Playing chess using decoder-only transformer models
Introduction
Chess, a game of strategy and intellect, is one of the world's most widely played board games. Its origins
can be traced back to India, where it was first known as "Chaturanga" around the 7th century CE. Chess has
long been a benchmark for artificial intelligence. Modern Engines such as Stockfish and AlphaZero are now
able to perform better than even the current grandmasters.
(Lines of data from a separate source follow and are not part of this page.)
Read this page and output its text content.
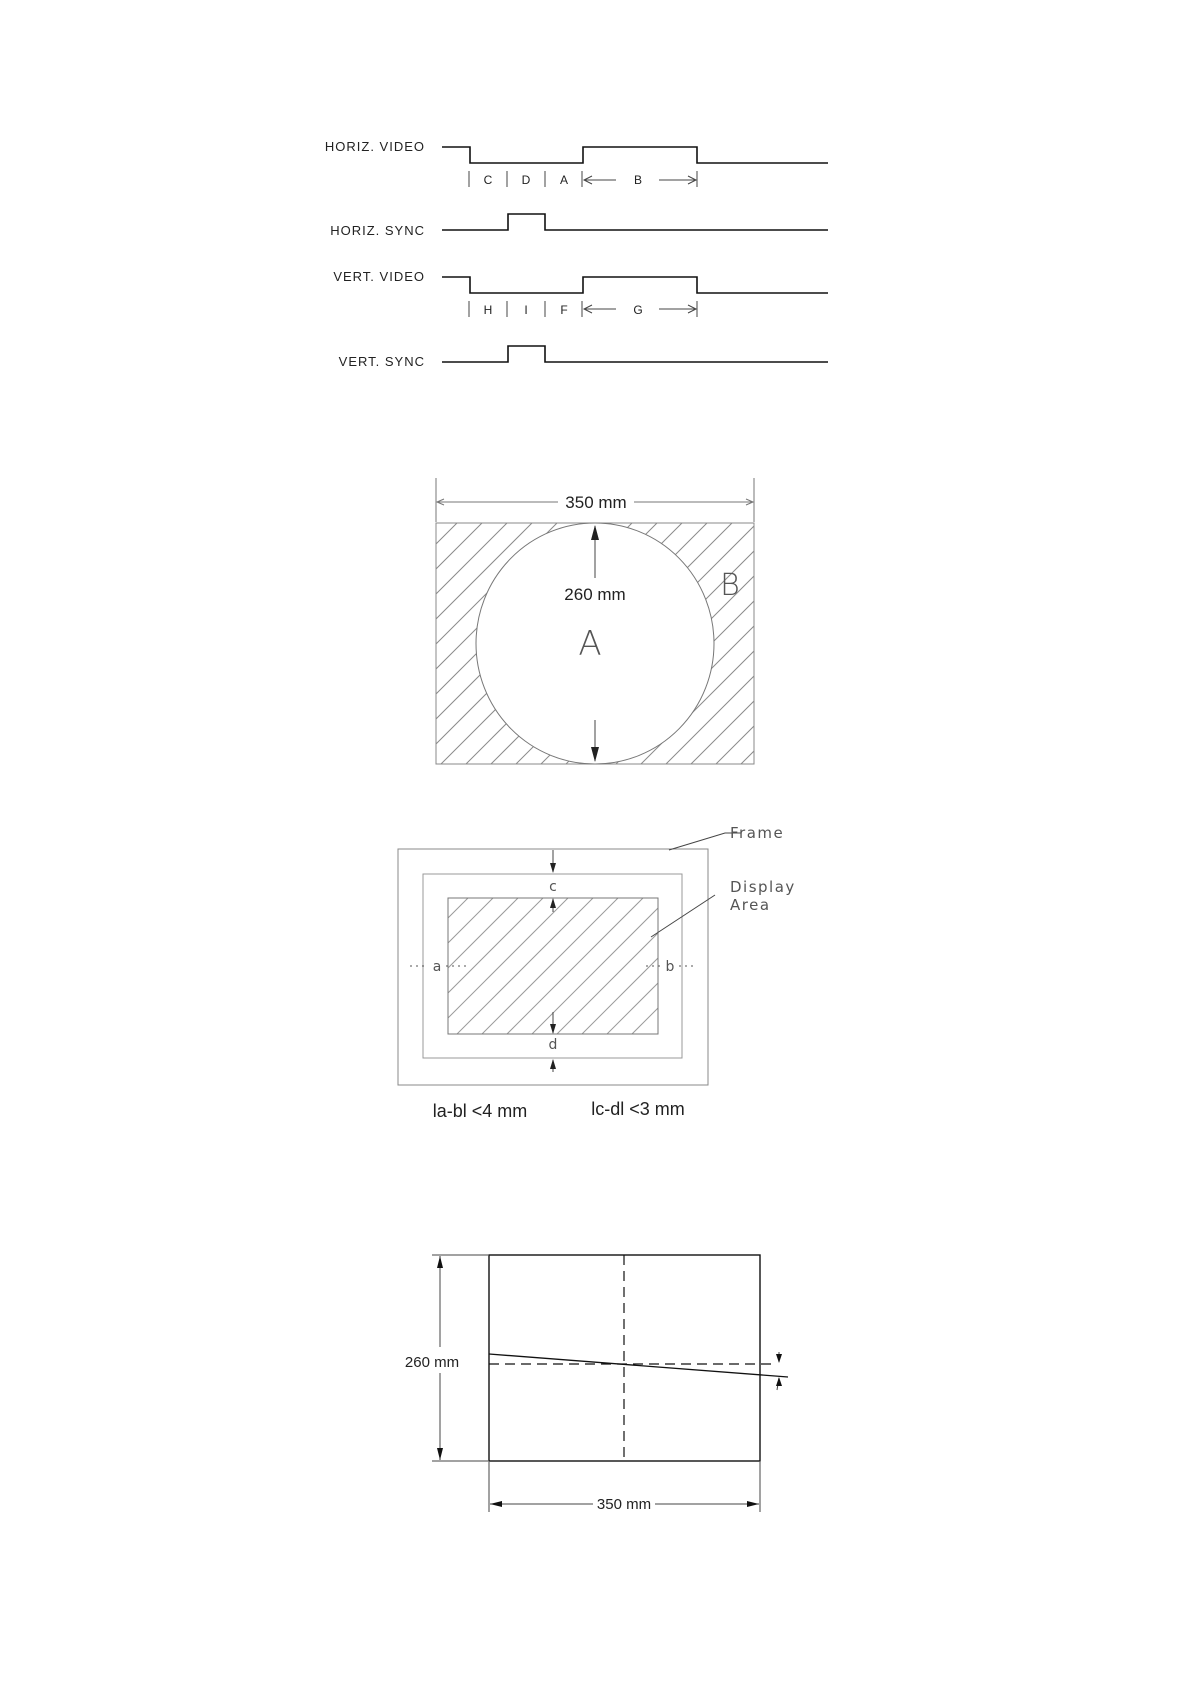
HORIZ. VIDEO
C D A	B
HORIZ. SYNC
VERT. VIDEO
H	I	F	G
VERT. SYNC
350 mm
260 mm
A
B
c
d
a	b
Frame
Display
Area
la-bl <4 mm	lc-dl <3 mm
260 mm
350 mm
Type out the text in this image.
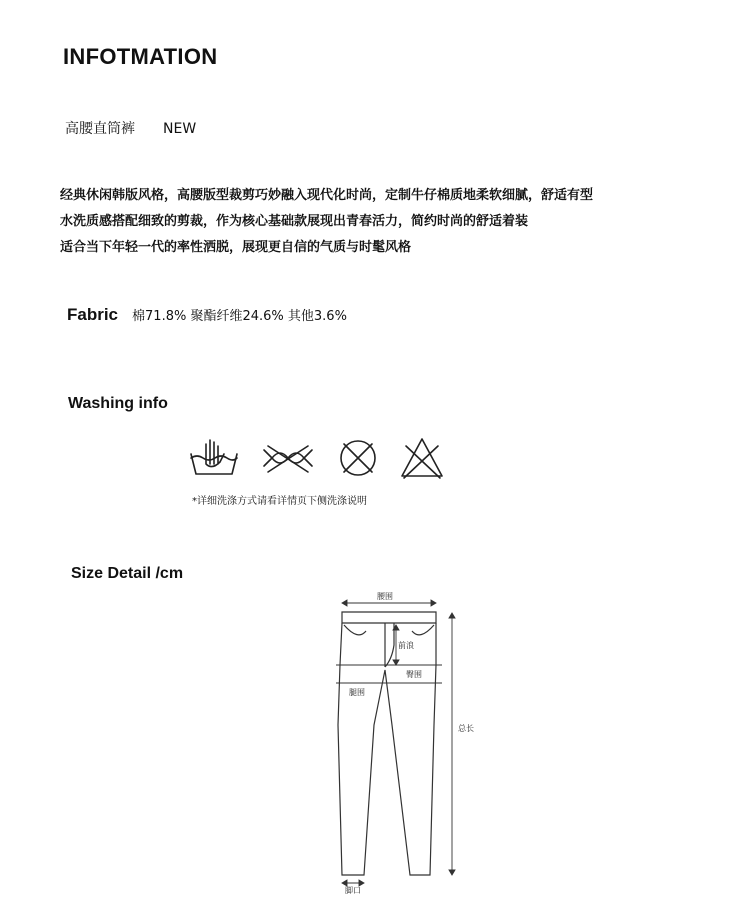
INFOTMATION
高腰直筒裤 NEW
经典休闲韩版风格，高腰版型裁剪巧妙融入现代化时尚，定制牛仔棉质地柔软细腻，舒适有型
水洗质感搭配细致的剪裁，作为核心基础款展现出青春活力，简约时尚的舒适着装
适合当下年轻一代的率性洒脱，展现更自信的气质与时髦风格
Fabric 棉71.8% 聚酯纤维24.6% 其他3.6%
Washing info
*详细洗涤方式请看详情页下侧洗涤说明
Size Detail /cm
腰围
前浪
臀围
腿围
总长
脚口
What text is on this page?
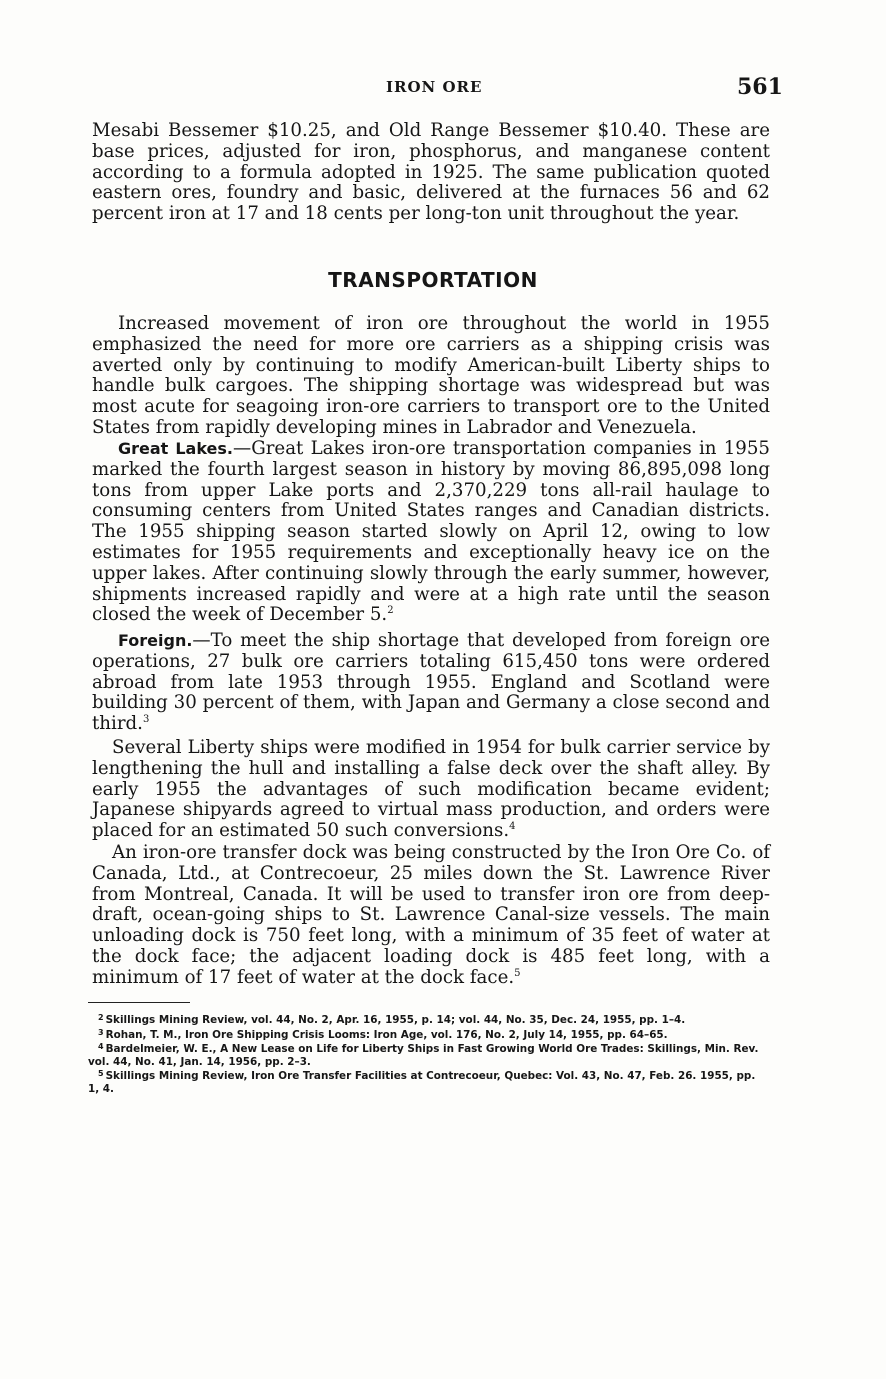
IRON ORE	561

Mesabi Bessemer $10.25, and Old Range Bessemer $10.40. These are base prices, adjusted for iron, phosphorus, and manganese content according to a formula adopted in 1925. The same publication quoted eastern ores, foundry and basic, delivered at the furnaces 56 and 62 percent iron at 17 and 18 cents per long-ton unit throughout the year.

TRANSPORTATION

Increased movement of iron ore throughout the world in 1955 emphasized the need for more ore carriers as a shipping crisis was averted only by continuing to modify American-built Liberty ships to handle bulk cargoes. The shipping shortage was widespread but was most acute for seagoing iron-ore carriers to transport ore to the United States from rapidly developing mines in Labrador and Venezuela.

Great Lakes.—Great Lakes iron-ore transportation companies in 1955 marked the fourth largest season in history by moving 86,895,098 long tons from upper Lake ports and 2,370,229 tons all-rail haulage to consuming centers from United States ranges and Canadian districts. The 1955 shipping season started slowly on April 12, owing to low estimates for 1955 requirements and exceptionally heavy ice on the upper lakes. After continuing slowly through the early summer, however, shipments increased rapidly and were at a high rate until the season closed the week of December 5.$^2$

Foreign.—To meet the ship shortage that developed from foreign ore operations, 27 bulk ore carriers totaling 615,450 tons were ordered abroad from late 1953 through 1955. England and Scotland were building 30 percent of them, with Japan and Germany a close second and third.$^3$

Several Liberty ships were modified in 1954 for bulk carrier service by lengthening the hull and installing a false deck over the shaft alley. By early 1955 the advantages of such modification became evident; Japanese shipyards agreed to virtual mass production, and orders were placed for an estimated 50 such conversions.$^4$

An iron-ore transfer dock was being constructed by the Iron Ore Co. of Canada, Ltd., at Contrecoeur, 25 miles down the St. Lawrence River from Montreal, Canada. It will be used to transfer iron ore from deep-draft, ocean-going ships to St. Lawrence Canal-size vessels. The main unloading dock is 750 feet long, with a minimum of 35 feet of water at the dock face; the adjacent loading dock is 485 feet long, with a minimum of 17 feet of water at the dock face.$^5$

$^2$ Skillings Mining Review, vol. 44, No. 2, Apr. 16, 1955, p. 14; vol. 44, No. 35, Dec. 24, 1955, pp. 1–4.
$^3$ Rohan, T. M., Iron Ore Shipping Crisis Looms: Iron Age, vol. 176, No. 2, July 14, 1955, pp. 64–65.
$^4$ Bardelmeier, W. E., A New Lease on Life for Liberty Ships in Fast Growing World Ore Trades: Skillings, Min. Rev. vol. 44, No. 41, Jan. 14, 1956, pp. 2–3.
$^5$ Skillings Mining Review, Iron Ore Transfer Facilities at Contrecoeur, Quebec: Vol. 43, No. 47, Feb. 26. 1955, pp. 1, 4.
In recent years, decoder-only transformer has emerged as a powerful architecture, revolutionizing tasks that
require sequential understanding and generation, with LLMs like ChatGPT and Gemini being the perfect
examples of its capabilities. Given the sequential nature of chess, where each move depends on prior
positions and strategies, decoder-only transformer models are well-suited for playing chess.
Objective
We aim to train a lightweight and performant chess model that is based on the decoder-only transformer
architecture.
Methodology
We created a tiny Llama-based decoder-only transformer model for chess play, consisting of just 23M
parameters. The dataset consists of 3M high-quality games sourced from Lichess.com, played by elite players
all around the world. It uses the UCI format for input and output, making it easy to integrate in chess
applications. The model is trained for 5 epochs with batch size of 16, on a single Nvidia L4 GPU for 18
hours, using the Google Cloud's Vertex AI platform.
Hyperparameters
Total Parameters
23001600
Layers
8
Model Dimensions
512
FFN Dimensions
1024
Attention Heads
8
Key/Value Heads
8
Peak Learning Rate
0.0005
Activation Function
SiLU
Vocabulary Size
1974
Results & Analysis
The model performs with an expected Elo rating of 1400. 99.1 % moves made by the model were legal. It
significantly outperforms the global average of 620 at chess.com. It also outperforms other decoder-only
transformer based chess models of similar size, like the ones based on the GPT-2 architecture. When
competing against Stockfish, the leading chess engine stronger than the best human players, it outperforms
it at skill-level 0, but starts to fall behind in higher skill levels, which is expected. Compared to
Stockfish, it should have a more human-like feel in its gameplay, mainly due to the training dataset
consisting of real-world games. Thanks to its small size and Llama-based architecture, it runs very fast (
<0.1s per move ) even on modern mobile devices.
Conclusion
The results and analysis indicate the following:
99.1 % of the moves played by the model are legal, proving that the attention mechanism can
understand the complex rules of chess.
Small language models are capable of performing domain-specific tasks while maintaining high
performance and efficiency, allowing for a framework consisting of multiple smaller models working
together to perform a diverse set of tasks.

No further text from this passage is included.